Adjustable Rate Mortgage (ARM) AKA “Balloon Mortgage”

A mortgage in which the interest rate will change. Therefore, a person's payment amount will change.

Debt-to-Income Ratio

This is a formula used by the Lender to weigh a borrower's amount of debt against their income for a mortgage loan.

Earnest Money Deposit

A deposit made by the potential home buyer to show that he or she is serious about buying the house. This can be any amount agreed to by the seller and the buyer. Upon closing, this deposit is returned to the buyer or applied to the buyer's purchase costs.

Real Estate Appraisal

An opinion of the value of real property as of a certain date that is supported by objective evidence, usually comparable recent sales of homes in the neighborhood. Only a certified/licensed appraiser can give this opinion of value.

Comparative Market Analysis (CMA)

An estimate of the probable selling price of a property. The price is typically expressed as a range rather than a single quantity. This estimate is usually given by a real estate agent or broker.

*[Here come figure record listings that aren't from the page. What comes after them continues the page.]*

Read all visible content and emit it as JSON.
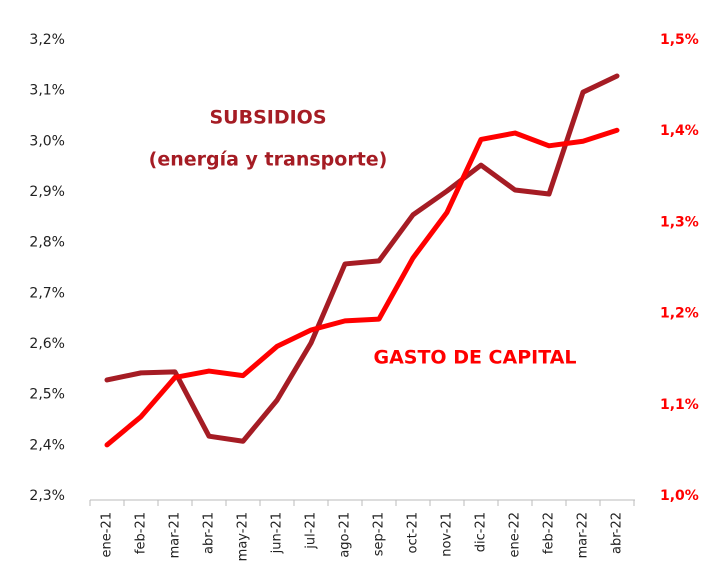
{
  "chart_data": {
    "type": "line",
    "categories": [
      "ene-21",
      "feb-21",
      "mar-21",
      "abr-21",
      "may-21",
      "jun-21",
      "jul-21",
      "ago-21",
      "sep-21",
      "oct-21",
      "nov-21",
      "dic-21",
      "ene-22",
      "feb-22",
      "mar-22",
      "abr-22"
    ],
    "series": [
      {
        "name": "SUBSIDIOS (energía y transporte)",
        "color": "#a51c24",
        "axis": "y",
        "values": [
          2.529,
          2.543,
          2.545,
          2.418,
          2.408,
          2.489,
          2.602,
          2.758,
          2.764,
          2.855,
          2.902,
          2.953,
          2.904,
          2.896,
          3.097,
          3.129
        ]
      },
      {
        "name": "GASTO DE CAPITAL",
        "color": "#ff0000",
        "axis": "y2",
        "values": [
          1.056,
          1.087,
          1.13,
          1.137,
          1.132,
          1.164,
          1.182,
          1.192,
          1.194,
          1.261,
          1.311,
          1.391,
          1.398,
          1.384,
          1.389,
          1.401
        ]
      }
    ],
    "annotations": [
      {
        "text": "SUBSIDIOS",
        "color": "#a51c24"
      },
      {
        "text": "(energía y transporte)",
        "color": "#a51c24"
      },
      {
        "text": "GASTO DE CAPITAL",
        "color": "#ff0000"
      }
    ],
    "ylim": [
      2.3,
      3.2
    ],
    "yticks": [
      {
        "value": 2.3,
        "label": "2,3%"
      },
      {
        "value": 2.4,
        "label": "2,4%"
      },
      {
        "value": 2.5,
        "label": "2,5%"
      },
      {
        "value": 2.6,
        "label": "2,6%"
      },
      {
        "value": 2.7,
        "label": "2,7%"
      },
      {
        "value": 2.8,
        "label": "2,8%"
      },
      {
        "value": 2.9,
        "label": "2,9%"
      },
      {
        "value": 3.0,
        "label": "3,0%"
      },
      {
        "value": 3.1,
        "label": "3,1%"
      },
      {
        "value": 3.2,
        "label": "3,2%"
      }
    ],
    "y2lim": [
      1.0,
      1.5
    ],
    "y2ticks": [
      {
        "value": 1.0,
        "label": "1,0%"
      },
      {
        "value": 1.1,
        "label": "1,1%"
      },
      {
        "value": 1.2,
        "label": "1,2%"
      },
      {
        "value": 1.3,
        "label": "1,3%"
      },
      {
        "value": 1.4,
        "label": "1,4%"
      },
      {
        "value": 1.5,
        "label": "1,5%"
      }
    ],
    "grid": false
  }
}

Automated Valuation Model (AVM)

A service or software that provides property valuations, often based on a numerical model. Note: These valuations do not always include the many property and neighborhood factors that helps to determine the probable selling price of a property.

Home Inspection

An inspection by a person that evaluates the structural and mechanical condition of a property.

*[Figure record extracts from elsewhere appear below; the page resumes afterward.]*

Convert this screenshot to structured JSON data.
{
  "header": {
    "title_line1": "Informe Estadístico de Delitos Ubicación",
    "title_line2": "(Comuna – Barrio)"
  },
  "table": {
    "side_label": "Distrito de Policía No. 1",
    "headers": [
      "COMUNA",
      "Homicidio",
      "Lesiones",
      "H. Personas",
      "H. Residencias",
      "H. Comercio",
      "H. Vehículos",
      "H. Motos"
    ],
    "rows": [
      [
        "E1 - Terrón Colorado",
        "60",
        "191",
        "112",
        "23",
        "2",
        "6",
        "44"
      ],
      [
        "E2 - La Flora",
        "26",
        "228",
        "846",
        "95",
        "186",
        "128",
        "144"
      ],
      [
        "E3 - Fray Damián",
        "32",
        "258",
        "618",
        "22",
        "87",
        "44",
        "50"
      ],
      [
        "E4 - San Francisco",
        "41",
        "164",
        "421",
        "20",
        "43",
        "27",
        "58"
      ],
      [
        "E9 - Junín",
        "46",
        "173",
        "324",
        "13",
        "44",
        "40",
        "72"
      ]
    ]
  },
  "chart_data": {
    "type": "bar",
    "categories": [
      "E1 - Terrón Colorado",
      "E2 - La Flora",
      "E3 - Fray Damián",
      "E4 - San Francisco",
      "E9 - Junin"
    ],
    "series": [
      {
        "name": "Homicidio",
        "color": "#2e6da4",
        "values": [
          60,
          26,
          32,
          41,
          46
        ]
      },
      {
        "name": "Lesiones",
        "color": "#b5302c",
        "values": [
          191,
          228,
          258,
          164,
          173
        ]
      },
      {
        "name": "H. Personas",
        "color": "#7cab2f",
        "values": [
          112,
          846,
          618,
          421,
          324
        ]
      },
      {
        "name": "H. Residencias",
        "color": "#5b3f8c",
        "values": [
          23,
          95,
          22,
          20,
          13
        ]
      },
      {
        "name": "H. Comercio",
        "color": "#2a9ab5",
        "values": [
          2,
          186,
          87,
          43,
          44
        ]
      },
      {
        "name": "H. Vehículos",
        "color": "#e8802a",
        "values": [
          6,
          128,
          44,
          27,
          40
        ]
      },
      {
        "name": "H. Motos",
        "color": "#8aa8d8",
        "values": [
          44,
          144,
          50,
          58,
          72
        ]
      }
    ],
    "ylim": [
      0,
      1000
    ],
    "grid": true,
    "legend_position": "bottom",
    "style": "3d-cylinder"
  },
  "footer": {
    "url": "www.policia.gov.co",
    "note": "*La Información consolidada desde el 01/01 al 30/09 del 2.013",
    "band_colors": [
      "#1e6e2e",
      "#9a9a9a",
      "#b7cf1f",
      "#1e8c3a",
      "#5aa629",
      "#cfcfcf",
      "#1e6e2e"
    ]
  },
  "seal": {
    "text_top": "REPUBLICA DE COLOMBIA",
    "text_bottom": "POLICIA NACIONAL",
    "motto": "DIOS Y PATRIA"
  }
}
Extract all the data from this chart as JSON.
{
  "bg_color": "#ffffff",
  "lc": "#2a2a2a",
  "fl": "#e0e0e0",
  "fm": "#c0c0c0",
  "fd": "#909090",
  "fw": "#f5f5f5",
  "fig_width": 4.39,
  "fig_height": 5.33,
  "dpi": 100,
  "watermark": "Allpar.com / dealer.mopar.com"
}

Note: Some states require, or are in the process of requiring, a license.

Homeowner’s Insurance

An insurance policy that combines personal liability insurance and hazard insurance coverage for a dwelling and its contents.

Home Warranty Plan

Typically a one-year service agreement that covers the repair or replacement of many major home system components and appliances that can break down over time due to normal wear and tear. Things that may be covered include your home's electrical, plumbing, heating and air conditioning systems, as well as many other home appliances.

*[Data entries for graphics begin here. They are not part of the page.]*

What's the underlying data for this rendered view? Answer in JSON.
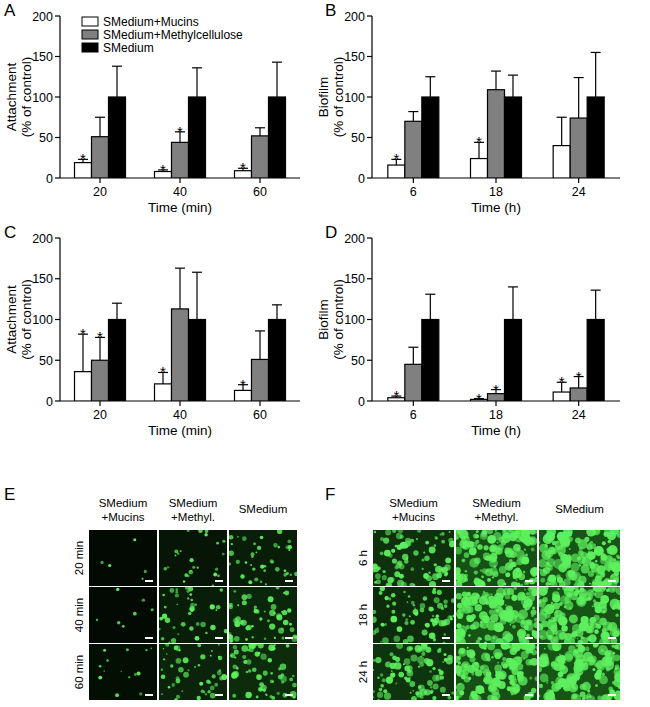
{
  "chart_data": [
    {
      "panel": "A",
      "type": "bar",
      "categories": [
        "20",
        "40",
        "60"
      ],
      "xlabel": "Time (min)",
      "ylabel": [
        "Attachment",
        "(% of control)"
      ],
      "ylim": [
        0,
        200
      ],
      "yticks": [
        0,
        50,
        100,
        150,
        200
      ],
      "legend": "upper left",
      "annotation": "*",
      "series": [
        {
          "name": "SMedium+Mucins",
          "color": "#ffffff",
          "values": [
            19,
            8,
            9
          ],
          "errors": [
            4,
            2,
            3
          ],
          "significant": [
            true,
            true,
            true
          ]
        },
        {
          "name": "SMedium+Methylcellulose",
          "color": "#808080",
          "values": [
            51,
            44,
            52
          ],
          "errors": [
            24,
            13,
            10
          ],
          "significant": [
            false,
            true,
            false
          ]
        },
        {
          "name": "SMedium",
          "color": "#000000",
          "values": [
            100,
            100,
            100
          ],
          "errors": [
            38,
            36,
            43
          ],
          "significant": [
            false,
            false,
            false
          ]
        }
      ]
    },
    {
      "panel": "B",
      "type": "bar",
      "categories": [
        "6",
        "18",
        "24"
      ],
      "xlabel": "Time (h)",
      "ylabel": [
        "Biofilm",
        "(% of control)"
      ],
      "ylim": [
        0,
        200
      ],
      "yticks": [
        0,
        50,
        100,
        150,
        200
      ],
      "annotation": "*",
      "series": [
        {
          "name": "SMedium+Mucins",
          "color": "#ffffff",
          "values": [
            16,
            24,
            40
          ],
          "errors": [
            7,
            20,
            35
          ],
          "significant": [
            true,
            true,
            false
          ]
        },
        {
          "name": "SMedium+Methylcellulose",
          "color": "#808080",
          "values": [
            70,
            109,
            74
          ],
          "errors": [
            12,
            23,
            50
          ],
          "significant": [
            false,
            false,
            false
          ]
        },
        {
          "name": "SMedium",
          "color": "#000000",
          "values": [
            100,
            100,
            100
          ],
          "errors": [
            25,
            27,
            55
          ],
          "significant": [
            false,
            false,
            false
          ]
        }
      ]
    },
    {
      "panel": "C",
      "type": "bar",
      "categories": [
        "20",
        "40",
        "60"
      ],
      "xlabel": "Time (min)",
      "ylabel": [
        "Attachment",
        "(% of control)"
      ],
      "ylim": [
        0,
        200
      ],
      "yticks": [
        0,
        50,
        100,
        150,
        200
      ],
      "annotation": "*",
      "series": [
        {
          "name": "SMedium+Mucins",
          "color": "#ffffff",
          "values": [
            36,
            21,
            13
          ],
          "errors": [
            46,
            14,
            7
          ],
          "significant": [
            true,
            true,
            true
          ]
        },
        {
          "name": "SMedium+Methylcellulose",
          "color": "#808080",
          "values": [
            50,
            113,
            51
          ],
          "errors": [
            28,
            50,
            35
          ],
          "significant": [
            true,
            false,
            false
          ]
        },
        {
          "name": "SMedium",
          "color": "#000000",
          "values": [
            100,
            100,
            100
          ],
          "errors": [
            20,
            58,
            18
          ],
          "significant": [
            false,
            false,
            false
          ]
        }
      ]
    },
    {
      "panel": "D",
      "type": "bar",
      "categories": [
        "6",
        "18",
        "24"
      ],
      "xlabel": "Time (h)",
      "ylabel": [
        "Biofilm",
        "(% of control)"
      ],
      "ylim": [
        0,
        200
      ],
      "yticks": [
        0,
        50,
        100,
        150,
        200
      ],
      "annotation": "*",
      "series": [
        {
          "name": "SMedium+Mucins",
          "color": "#ffffff",
          "values": [
            4,
            2,
            11
          ],
          "errors": [
            2,
            1,
            12
          ],
          "significant": [
            true,
            true,
            true
          ]
        },
        {
          "name": "SMedium+Methylcellulose",
          "color": "#808080",
          "values": [
            45,
            9,
            16
          ],
          "errors": [
            21,
            5,
            14
          ],
          "significant": [
            false,
            true,
            true
          ]
        },
        {
          "name": "SMedium",
          "color": "#000000",
          "values": [
            100,
            100,
            100
          ],
          "errors": [
            31,
            40,
            36
          ],
          "significant": [
            false,
            false,
            false
          ]
        }
      ]
    }
  ],
  "images": [
    {
      "panel": "E",
      "columns": [
        [
          "SMedium",
          "+Mucins"
        ],
        [
          "SMedium",
          "+Methyl."
        ],
        [
          "SMedium"
        ]
      ],
      "rows": [
        "20 min",
        "40 min",
        "60 min"
      ],
      "coverage": [
        [
          0.02,
          0.15,
          0.25
        ],
        [
          0.03,
          0.25,
          0.35
        ],
        [
          0.08,
          0.3,
          0.4
        ]
      ]
    },
    {
      "panel": "F",
      "columns": [
        [
          "SMedium",
          "+Mucins"
        ],
        [
          "SMedium",
          "+Methyl."
        ],
        [
          "SMedium"
        ]
      ],
      "rows": [
        "6 h",
        "18 h",
        "24 h"
      ],
      "coverage": [
        [
          0.45,
          0.8,
          0.85
        ],
        [
          0.4,
          0.85,
          0.85
        ],
        [
          0.5,
          0.8,
          0.85
        ]
      ]
    }
  ]
}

Note: Before you select a home warranty plan, be sure to slowly and carefully read its “Terms of Service Agreement”.

Closing Costs

Non-recurring costs are any items which are paid jut once as a result of buyer the property or obtaining a loan. “Pre-paids” are items which recur over time, such as property taxes and homeowner's insurance. A lender gives a Good Faith Estimate of such costs to the borrower within three days of receiving a home loan application. Often, a real estate agent can negotiate with the seller to pay these costs for the buyer.

Escrow Account/Payment

One you close your purchase transaction, you have an escrow account or impound account with your lender. This means the amount you pay each month includes an amount above what would be required if your were only paying your principal and interest. The extra money is held in your impound account (escrow account) for the payment of items like property taxes and homeowner's insurance when they come due. The lender pays them with your money instead of you paying for them yourself.

Escrow Analysis

Once each year your lender will perform an “escrow analysis” to make sure they are collecting the correct amount of money for the anticipated expenditures.

Equity

This is the difference between the fair market value of the property and the amount still owed on its mortgage and other liens. Ex: $200,000 market value – $125,000 mortgage = $75,000 equity! Strive to protect your equity by taking care of your property and staying away from additional loans.